To examine whether temperature is correlated with diversification, it is necessary to study widely distributed clades of species inhabiting diverse biomes that have sufficiently fine-grained spatial data. Additionally, a well-supported, dated phylogenetic tree is necessary to account for relationships among species when evaluating patterns of diversity. Although many studies have assessed the correlation between ambient temperature and diversity, these studies have primarily focused on vertebrates and plants.3,14,15,16,17,18,19,20,21,22 Considerably less attention has been directed to other, substantially more diverse groups like insects, which—as ectotherms—have life histories more likely to be intrinsically connected to temperature.23 Butterflies are among the best documented insect groups, with nearly 34.5 million locality records in the Global Biodiversity Information Facility (GBIF, as of September 2022).

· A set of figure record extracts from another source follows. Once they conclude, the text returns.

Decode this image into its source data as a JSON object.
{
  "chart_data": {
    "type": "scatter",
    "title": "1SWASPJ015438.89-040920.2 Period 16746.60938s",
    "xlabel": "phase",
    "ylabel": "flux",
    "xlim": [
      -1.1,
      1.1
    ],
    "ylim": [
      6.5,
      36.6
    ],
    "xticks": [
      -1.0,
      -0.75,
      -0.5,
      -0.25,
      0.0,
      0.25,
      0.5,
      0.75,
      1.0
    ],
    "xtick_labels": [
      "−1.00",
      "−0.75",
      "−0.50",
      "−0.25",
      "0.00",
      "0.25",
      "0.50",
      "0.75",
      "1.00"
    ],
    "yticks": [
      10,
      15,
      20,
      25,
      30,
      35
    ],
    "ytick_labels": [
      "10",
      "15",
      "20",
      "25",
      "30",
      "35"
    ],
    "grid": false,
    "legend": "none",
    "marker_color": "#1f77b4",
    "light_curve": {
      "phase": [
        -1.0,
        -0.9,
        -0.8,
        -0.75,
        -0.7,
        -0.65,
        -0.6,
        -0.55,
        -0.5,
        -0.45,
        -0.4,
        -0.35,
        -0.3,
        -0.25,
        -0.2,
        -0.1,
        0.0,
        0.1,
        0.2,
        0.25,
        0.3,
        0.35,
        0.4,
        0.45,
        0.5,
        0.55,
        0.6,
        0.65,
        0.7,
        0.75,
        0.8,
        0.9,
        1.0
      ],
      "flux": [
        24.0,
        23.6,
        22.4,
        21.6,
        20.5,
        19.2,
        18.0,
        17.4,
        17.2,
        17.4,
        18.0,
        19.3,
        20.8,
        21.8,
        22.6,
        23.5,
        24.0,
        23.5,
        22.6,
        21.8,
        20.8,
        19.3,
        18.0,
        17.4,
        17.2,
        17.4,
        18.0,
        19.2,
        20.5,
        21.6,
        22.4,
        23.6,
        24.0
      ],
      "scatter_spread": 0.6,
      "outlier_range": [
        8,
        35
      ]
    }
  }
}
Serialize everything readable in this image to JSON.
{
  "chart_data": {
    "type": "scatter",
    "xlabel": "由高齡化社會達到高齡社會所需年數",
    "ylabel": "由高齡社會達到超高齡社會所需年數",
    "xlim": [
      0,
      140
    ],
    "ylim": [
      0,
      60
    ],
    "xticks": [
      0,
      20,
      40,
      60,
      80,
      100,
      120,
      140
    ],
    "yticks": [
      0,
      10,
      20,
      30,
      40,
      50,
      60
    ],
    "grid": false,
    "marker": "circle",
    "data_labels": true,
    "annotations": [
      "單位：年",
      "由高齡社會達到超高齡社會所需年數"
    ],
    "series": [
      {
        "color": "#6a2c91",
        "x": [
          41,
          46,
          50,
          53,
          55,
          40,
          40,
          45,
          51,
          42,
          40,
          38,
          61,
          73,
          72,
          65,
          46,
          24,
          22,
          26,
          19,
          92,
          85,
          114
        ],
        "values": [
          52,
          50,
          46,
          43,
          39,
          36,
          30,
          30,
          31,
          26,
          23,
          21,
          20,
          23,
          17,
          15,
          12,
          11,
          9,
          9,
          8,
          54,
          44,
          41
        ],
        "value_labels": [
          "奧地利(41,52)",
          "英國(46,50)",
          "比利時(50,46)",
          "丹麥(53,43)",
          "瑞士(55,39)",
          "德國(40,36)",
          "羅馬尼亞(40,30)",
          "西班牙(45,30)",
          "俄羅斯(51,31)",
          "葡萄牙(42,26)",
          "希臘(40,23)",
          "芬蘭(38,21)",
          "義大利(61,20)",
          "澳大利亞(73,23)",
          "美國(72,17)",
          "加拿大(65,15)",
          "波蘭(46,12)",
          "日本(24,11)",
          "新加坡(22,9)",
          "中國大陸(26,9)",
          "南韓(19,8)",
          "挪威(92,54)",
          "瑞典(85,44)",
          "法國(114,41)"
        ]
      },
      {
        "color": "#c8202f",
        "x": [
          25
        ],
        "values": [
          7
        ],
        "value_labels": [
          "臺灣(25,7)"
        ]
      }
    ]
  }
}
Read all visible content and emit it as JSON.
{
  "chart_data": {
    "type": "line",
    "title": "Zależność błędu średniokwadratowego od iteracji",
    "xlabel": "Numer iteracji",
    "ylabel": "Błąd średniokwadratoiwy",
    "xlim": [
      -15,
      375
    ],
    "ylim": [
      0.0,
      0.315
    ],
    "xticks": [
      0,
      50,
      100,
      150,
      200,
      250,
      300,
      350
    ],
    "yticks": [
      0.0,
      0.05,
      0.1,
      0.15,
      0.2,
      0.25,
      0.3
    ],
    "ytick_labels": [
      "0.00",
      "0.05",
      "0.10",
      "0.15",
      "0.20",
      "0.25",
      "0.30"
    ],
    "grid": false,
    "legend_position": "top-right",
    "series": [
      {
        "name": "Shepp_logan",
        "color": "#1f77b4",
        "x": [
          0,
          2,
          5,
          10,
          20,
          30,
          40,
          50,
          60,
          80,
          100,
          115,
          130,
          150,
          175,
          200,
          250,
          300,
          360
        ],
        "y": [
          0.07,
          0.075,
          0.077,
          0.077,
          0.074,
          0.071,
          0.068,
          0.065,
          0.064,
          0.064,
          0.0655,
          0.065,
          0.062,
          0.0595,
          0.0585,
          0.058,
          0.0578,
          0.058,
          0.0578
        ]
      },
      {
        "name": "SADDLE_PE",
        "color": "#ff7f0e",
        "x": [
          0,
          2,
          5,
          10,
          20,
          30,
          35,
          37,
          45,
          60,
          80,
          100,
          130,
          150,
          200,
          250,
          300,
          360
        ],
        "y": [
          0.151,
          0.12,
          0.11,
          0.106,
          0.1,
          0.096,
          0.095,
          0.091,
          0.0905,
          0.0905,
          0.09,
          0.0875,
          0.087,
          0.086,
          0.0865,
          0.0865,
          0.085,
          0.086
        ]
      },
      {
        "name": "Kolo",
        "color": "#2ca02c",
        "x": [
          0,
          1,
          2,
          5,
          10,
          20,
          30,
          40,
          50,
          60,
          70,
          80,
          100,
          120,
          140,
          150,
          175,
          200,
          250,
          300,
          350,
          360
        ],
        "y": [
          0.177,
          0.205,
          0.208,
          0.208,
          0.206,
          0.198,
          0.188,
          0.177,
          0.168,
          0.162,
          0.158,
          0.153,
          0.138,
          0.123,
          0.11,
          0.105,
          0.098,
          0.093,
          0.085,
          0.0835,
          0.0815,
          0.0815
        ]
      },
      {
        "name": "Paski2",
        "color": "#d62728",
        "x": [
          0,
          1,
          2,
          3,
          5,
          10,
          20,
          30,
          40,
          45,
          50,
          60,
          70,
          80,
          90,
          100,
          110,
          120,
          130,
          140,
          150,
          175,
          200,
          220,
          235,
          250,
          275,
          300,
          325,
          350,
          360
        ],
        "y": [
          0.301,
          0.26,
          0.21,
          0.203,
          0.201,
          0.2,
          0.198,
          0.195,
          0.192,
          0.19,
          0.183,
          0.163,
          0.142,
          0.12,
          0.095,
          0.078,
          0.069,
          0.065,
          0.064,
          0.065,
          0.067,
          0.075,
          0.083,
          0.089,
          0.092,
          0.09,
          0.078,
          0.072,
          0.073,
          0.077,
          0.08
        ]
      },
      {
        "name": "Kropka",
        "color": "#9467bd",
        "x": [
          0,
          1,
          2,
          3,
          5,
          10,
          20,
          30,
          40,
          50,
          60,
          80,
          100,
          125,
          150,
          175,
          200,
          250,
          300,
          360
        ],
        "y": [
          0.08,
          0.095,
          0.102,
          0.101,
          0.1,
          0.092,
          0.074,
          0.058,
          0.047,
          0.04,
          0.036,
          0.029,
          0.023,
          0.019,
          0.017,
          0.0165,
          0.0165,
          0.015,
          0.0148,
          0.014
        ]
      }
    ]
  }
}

Studies of butterfly diversification have largely focused on the coevolution with their host plants.24,25 Prior investigations have found strong evidence for reciprocal adaptations between Pierinae butterflies and their host plants as predicted by an escape-and-radiate coevolutionary scenario.26,27 However, an extensive study examining evolutionary patterns of host use across all butterflies found weak evidence for coevolution in many clades.25 Host plants are just one factor that might affect insect diversification rates; less attention has been paid to the role of climate.
Butterfly species richness is generally much higher in equatorial regions than temperate regions,28 and is also correlated with ambient temperature.6,29 As with other ectotherms, temperature strongly influences insect larval development and diapause.30 Ambient temperature and sunlight have direct effects on behaviors, such as basking, and indirect effects on life history traits, including phenology and voltinism.31,32 Consequently, extreme or highly variable temperatures can negatively impact fitness.33 Temperature-mediated diversification is another important context in which to study diversification dynamics in ectothermic organisms such as butterflies.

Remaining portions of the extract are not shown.